My attention is in presence. I feel that all the time, even in session. But that's different. You're saying it's about something else.
It has to do with how you operate. At the level of when you are navigating how to relate, what to say, and also what's happening in your body, in your energetics. To a degree you're already doing this, I'm sure of it. It's just a deepening, because of what's been happening and what you've been sharing.
The best times in therapy are when something comes out of thin air, something I haven't even tried to do. It just comes out. That's coming from a different place. I recognize that.
So that's really helpful: to keep in mind there's nothing I can do and I don't have the power to change anything. Just keep reminding myself of that in the sessions.
Also: you can never fully know or understand what is needed.
That's really true. So in a way, it's a bit of humility.
Freedom from both sides
Absolutely. It's also not that this is freedom, but it's the movement towards it. The humility is that as well. It's freedom from the belief that it's up to you and you can do it.

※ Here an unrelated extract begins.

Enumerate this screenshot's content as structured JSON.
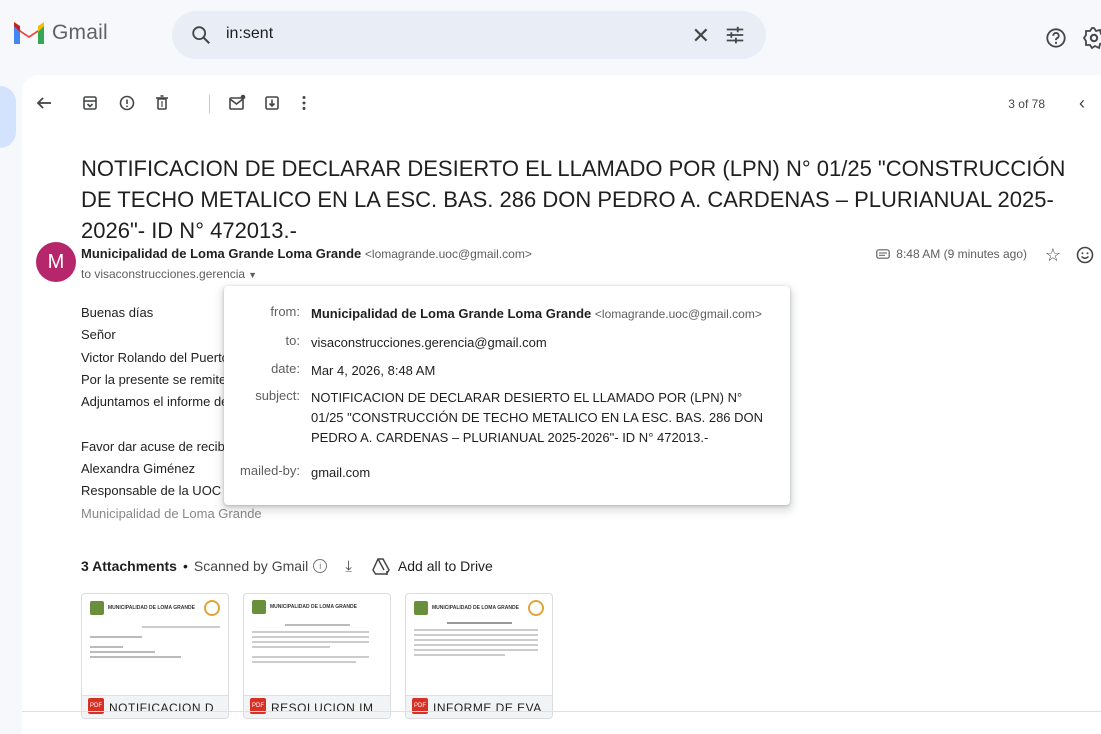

But I want to clarify: it's freedom from that because that's what's pulling you. For the next person, the pull could be "there's nothing I can do, it's not up to me." Freedom from that is: you can move, you can do a lot, a lot is up to you. The mind is very tricky. The ways in which we identify are multiple and complementary.
This is the middle way in Buddhism. They talk about views, meaning what perspective I'm stepping into. If I have the view that it's up to me and I have to do it, that perspective can become an identification. "It's not up to me, there's nothing I can do": that too can become an identification. Now, what's the middle path? Both are true, both are false. Yin yang. At some moment, in some situation, more of one is appropriate. At another, more of the other.
Right. They're both views. They both pull you into a view. Either one colors everything. Thank you so much. I appreciate it.